Soliste apprécié, François Ripoche s’illustre depuis des années aux avant-postes mais aussi dans les lignes arrières de la filière nantaise. On se souvient de son « Out of the Blue », bel essai autour des tentations électroniques, qui ne connut pas l’écho qu’il méritait. Depuis, le saxophoniste a aussi développé un hommage à l’univers « africaniste » de Don Cherry. Le revoilà sous les traits de Francis Ripolin, accompagné de ses peintres, manière de décrire d’emblée l’esthétique de cet objet : « s’emparer des formes de musiques populaires pour y mettre notre grain de sel ». Pour ne pas être nouveau – l’histoire du jazz étant fondée sur ce principe de base – le propos n’en demeure pas moins réjouissant pour peu que les développements harmoniques et le retraitement rythmique remettent en perspective les lignes mélodiques, en les brisant de quelques traits d’esprit ou les prolongeant de touches plus abstraites.
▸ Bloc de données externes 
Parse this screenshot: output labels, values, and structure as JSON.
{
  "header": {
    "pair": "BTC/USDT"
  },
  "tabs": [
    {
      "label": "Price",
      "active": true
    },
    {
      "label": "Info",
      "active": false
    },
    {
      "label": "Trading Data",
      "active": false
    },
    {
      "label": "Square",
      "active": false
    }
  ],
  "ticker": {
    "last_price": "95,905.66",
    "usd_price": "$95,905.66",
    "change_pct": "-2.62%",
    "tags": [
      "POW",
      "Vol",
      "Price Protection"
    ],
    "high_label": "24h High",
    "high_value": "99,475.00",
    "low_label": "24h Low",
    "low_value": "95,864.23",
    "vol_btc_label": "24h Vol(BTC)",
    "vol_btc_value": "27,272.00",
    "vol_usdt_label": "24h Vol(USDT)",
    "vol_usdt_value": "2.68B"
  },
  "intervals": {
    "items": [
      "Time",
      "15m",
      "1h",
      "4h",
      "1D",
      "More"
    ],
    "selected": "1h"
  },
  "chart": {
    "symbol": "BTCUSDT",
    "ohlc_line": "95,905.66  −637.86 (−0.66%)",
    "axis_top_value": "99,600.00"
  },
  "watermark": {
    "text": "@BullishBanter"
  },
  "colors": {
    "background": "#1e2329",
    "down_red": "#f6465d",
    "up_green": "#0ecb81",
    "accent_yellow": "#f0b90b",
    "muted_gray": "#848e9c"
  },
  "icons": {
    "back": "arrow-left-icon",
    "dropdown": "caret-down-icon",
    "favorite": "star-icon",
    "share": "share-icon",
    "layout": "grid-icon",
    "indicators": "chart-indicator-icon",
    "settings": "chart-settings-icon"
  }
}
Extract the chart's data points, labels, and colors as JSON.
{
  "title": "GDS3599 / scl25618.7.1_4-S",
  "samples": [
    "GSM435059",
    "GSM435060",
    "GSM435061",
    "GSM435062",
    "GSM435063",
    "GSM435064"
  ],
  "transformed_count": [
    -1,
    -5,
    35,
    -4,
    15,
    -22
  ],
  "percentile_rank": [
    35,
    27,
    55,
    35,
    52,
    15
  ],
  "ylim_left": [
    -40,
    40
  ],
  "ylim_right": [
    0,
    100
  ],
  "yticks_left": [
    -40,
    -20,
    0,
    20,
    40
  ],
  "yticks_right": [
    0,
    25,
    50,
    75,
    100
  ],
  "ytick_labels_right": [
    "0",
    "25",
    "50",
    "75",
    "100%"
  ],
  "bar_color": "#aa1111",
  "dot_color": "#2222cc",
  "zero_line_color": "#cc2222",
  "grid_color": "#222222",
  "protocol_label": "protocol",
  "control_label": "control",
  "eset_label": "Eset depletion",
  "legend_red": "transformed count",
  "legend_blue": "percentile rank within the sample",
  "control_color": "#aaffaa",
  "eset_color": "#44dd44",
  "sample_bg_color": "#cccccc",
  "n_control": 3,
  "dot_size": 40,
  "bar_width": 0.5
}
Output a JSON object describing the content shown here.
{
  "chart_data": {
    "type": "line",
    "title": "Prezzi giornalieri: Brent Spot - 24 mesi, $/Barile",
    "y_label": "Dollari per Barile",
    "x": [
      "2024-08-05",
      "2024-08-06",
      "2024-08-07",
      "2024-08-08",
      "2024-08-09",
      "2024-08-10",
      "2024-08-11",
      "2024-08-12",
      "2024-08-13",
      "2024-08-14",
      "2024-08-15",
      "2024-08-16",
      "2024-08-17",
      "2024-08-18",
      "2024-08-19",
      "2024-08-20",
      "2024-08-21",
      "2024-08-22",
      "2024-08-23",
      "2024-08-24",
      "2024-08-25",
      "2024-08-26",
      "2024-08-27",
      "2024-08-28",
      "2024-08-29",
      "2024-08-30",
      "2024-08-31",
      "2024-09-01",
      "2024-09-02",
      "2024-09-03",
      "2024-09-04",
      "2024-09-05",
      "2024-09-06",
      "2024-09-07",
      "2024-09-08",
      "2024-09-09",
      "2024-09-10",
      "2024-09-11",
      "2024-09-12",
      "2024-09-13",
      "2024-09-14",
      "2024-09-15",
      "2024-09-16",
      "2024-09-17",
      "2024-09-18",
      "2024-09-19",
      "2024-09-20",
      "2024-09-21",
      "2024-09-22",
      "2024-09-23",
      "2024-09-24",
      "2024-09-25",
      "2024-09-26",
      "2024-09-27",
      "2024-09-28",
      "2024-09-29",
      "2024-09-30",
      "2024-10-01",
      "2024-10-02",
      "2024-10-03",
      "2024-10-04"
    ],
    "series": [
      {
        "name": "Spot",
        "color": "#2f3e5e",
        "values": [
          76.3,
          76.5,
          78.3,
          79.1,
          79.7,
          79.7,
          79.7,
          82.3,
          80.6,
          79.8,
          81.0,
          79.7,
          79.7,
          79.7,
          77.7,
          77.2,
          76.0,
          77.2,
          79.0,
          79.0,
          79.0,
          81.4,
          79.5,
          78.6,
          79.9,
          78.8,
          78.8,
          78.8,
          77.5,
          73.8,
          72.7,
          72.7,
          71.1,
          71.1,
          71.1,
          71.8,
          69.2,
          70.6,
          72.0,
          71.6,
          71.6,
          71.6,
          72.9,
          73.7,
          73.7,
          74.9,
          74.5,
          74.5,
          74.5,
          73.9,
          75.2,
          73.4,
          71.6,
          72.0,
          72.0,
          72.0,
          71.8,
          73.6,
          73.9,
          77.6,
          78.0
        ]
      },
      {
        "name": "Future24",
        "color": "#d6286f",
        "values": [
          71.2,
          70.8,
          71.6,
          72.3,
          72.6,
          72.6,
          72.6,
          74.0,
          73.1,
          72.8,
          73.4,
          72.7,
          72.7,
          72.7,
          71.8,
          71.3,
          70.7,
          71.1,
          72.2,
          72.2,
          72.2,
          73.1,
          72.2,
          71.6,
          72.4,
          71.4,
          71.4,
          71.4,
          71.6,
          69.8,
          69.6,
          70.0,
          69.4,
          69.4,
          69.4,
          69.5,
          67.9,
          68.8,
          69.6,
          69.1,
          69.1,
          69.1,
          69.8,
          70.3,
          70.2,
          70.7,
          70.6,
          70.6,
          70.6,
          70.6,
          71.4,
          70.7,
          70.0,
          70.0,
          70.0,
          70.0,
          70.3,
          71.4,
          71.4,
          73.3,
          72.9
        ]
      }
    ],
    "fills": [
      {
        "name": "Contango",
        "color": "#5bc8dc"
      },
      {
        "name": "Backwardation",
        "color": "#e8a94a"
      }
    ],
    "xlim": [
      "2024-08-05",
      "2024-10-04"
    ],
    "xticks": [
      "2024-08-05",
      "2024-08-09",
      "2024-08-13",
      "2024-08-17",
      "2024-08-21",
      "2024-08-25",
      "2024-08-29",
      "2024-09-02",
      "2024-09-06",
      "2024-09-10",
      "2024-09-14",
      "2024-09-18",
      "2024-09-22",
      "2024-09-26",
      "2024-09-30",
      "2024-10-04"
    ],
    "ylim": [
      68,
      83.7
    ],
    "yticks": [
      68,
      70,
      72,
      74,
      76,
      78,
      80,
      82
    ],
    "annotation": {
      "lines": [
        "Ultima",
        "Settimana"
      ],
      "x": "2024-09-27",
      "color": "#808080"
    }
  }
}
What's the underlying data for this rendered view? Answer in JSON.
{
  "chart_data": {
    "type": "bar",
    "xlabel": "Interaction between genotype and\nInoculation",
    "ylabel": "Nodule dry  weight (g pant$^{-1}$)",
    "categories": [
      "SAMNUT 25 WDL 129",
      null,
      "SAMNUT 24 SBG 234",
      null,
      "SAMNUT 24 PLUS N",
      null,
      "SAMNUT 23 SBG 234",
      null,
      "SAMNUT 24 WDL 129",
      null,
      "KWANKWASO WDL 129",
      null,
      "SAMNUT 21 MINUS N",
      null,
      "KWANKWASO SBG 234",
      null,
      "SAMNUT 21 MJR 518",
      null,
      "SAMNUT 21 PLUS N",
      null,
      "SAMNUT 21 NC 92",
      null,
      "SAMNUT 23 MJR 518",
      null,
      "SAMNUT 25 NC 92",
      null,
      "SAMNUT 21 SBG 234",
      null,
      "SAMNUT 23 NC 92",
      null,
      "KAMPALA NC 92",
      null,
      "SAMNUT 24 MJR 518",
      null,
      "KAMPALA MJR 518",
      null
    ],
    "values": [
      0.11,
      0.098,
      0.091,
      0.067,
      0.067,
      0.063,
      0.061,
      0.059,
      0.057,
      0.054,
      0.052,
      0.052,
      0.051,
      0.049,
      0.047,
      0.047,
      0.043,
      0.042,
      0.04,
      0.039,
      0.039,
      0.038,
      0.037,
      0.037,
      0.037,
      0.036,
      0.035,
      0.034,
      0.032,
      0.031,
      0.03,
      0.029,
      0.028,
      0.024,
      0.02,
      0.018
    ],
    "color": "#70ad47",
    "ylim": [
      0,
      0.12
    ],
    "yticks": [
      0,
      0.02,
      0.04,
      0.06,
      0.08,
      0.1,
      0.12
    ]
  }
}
C’est le cas ici, par cette joyeuse équipe, quatre amis dont les talents sont loués par le monde du jazz mais aussi par l’univers de la chanson. Pour preuve, la reprise fantasque de cette bonne vieille Paloma, relookée tant et si bien qu’elle prend un sérieux coup de jeune, entraînant d’un swing léger vers la piste de danse. Là où l’on retrouve Katerine, complice du saxophoniste depuis des lustres, le temps de trois reprises pas piquées des hannetons : Capri, c’est fini, aux faux airs un tantinet lugubre, L’Idole des jeunes, un rien autobiographique sous sa voix tendrement fêlée et les accords gentiment déjantés, et puis cet incroyable Douanier Rousseau, ode un brin tragicomique aux flamboyances exotiques que nous sert avec punch cette compagnie autrement créolisée.